By CRAIG NORTHRUP
It’s rare to hear someone sound so excited about a vest.
But Judy Hayton cherishes the rare victories her profession provides.
“Because we modeled our [Epilepsy Monitoring Unit] after the Mayo Clinic, we made sure to utilize these vests,” she said. “Since the Mayo Clinic implemented them, their fall rate has gone to zero.”
The special vests that Hayton — manager of neurodiagnostics at Kootenai Health — cheered are designed to help patients with epilepsy stabilize themselves. Kootenai Health has the only accredited epilepsy unit in North Idaho.
“Only 168 labs are accredited nationwide,” Hayton said. “The closest accredited one is in Seattle. While we have four epileptologists in Idaho, Kootenai Health has the only one north of Boise.”
While accredited monitoring units are rare, Hayton emphasized epilepsy is anything but. One out of every 100 Americans is epileptic. The Epilepsy Foundation of Idaho reports more than 22,000 people in our state have the condition.
“It’s definitely more common than people think,” she said.
Epilepsy is characterized as two or more unprovoked seizures within 24 hours. An “unprovoked” seizure is one that happens in the absence of other trauma, such as stroke or brain injury.
“We try to classify the seizures,” Hayton said. “To do that, we need to find where the seizure originated. Is it focal? Is it generalized? Many different things can cause a seizure, such as an electrolyte imbalance.”
Hayton said the challenge of separating epileptic seizures from non-epileptic pseudo-seizures takes a special viewpoint, one not available at most hospitals.
“It’s sort of like a thunderstorm,” she said. “The seizure would be the lightning in the thunderstorm. That’s what we’re looking for: that electrical imbalance.”
Hayton, a USC graduate, said technological improvements in the field have completely changed the way she and her colleagues have approached epilepsy.
“I’ve been in this field 42 years,” she said, “and I’ll tell you: 15 years ago, it was very difficult to accurately diagnose epilepsy. People just didn’t have access to the technology that we have today. It was all analog.”
That conversion to a digital view, one the Epilepsy Monitoring Unit provides, lets staff adjust their vantage point to determine the seizure’s origin in real time. That can include monitoring patients when they’re asleep as well as when they’re awake.
“When you’re asleep,” she said, “your brainwaves change dramatically.

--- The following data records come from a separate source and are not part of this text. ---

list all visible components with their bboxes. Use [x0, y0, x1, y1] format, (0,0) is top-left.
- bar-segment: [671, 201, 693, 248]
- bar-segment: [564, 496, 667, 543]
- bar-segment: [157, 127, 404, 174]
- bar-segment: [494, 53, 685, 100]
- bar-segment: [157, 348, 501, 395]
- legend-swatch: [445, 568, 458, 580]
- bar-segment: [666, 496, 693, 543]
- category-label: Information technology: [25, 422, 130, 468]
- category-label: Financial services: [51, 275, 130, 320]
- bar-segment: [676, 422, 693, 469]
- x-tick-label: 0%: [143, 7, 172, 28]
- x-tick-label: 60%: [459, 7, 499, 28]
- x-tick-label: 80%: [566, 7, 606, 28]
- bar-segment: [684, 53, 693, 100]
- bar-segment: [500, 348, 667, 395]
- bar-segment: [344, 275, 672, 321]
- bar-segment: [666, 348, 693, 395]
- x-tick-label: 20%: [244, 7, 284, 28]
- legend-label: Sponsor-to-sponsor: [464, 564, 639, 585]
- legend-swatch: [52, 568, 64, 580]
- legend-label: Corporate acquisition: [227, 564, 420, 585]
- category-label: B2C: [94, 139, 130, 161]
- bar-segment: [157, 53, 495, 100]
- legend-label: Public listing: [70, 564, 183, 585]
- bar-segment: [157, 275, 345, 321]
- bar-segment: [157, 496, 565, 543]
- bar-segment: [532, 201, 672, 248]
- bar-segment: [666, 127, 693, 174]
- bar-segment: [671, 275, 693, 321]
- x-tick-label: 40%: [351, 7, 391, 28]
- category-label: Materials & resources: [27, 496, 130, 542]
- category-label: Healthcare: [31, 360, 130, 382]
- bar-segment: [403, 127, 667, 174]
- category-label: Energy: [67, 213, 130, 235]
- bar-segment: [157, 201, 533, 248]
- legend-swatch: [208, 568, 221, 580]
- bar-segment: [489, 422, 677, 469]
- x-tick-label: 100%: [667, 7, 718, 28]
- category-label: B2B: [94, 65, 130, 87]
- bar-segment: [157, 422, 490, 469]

We sleep-deprive all our patients because sleep deprivation and other stressors can trigger seizures. From there, we can see much more clearly what is generating the seizure.”
Kootenai Health’s unit, which opened in June, was a project four years in planning. Megan Baar, a Kootenai Health Physician’s Assistant in its Neurology Department the past three years, says she believes the EMU represents a breakthrough.
“I’ve had the opportunity to work at another EMU in the past,” she said. “This EMU here — Kootenai Health’s unit — is the Mercedes of EMUs. It’s top of the line. We’ve been able to integrate equipment with the highest quality of technology. We’ve had aggressive involvement with our epileptologist. We have the ability to continuously monitor the patient, which is unique. Most units don’t offer that.”
Baar added that from a clinical perspective, the patient’s care will improve exponentially.
“The wonderful thing about an EMU done well,” she said, “is that you can make disease-modifying changes to the patient’s management. We can localize the problem and refer for further more definitive testing. We’re actually tailoring [the patient’s] treatment as it’s happening.”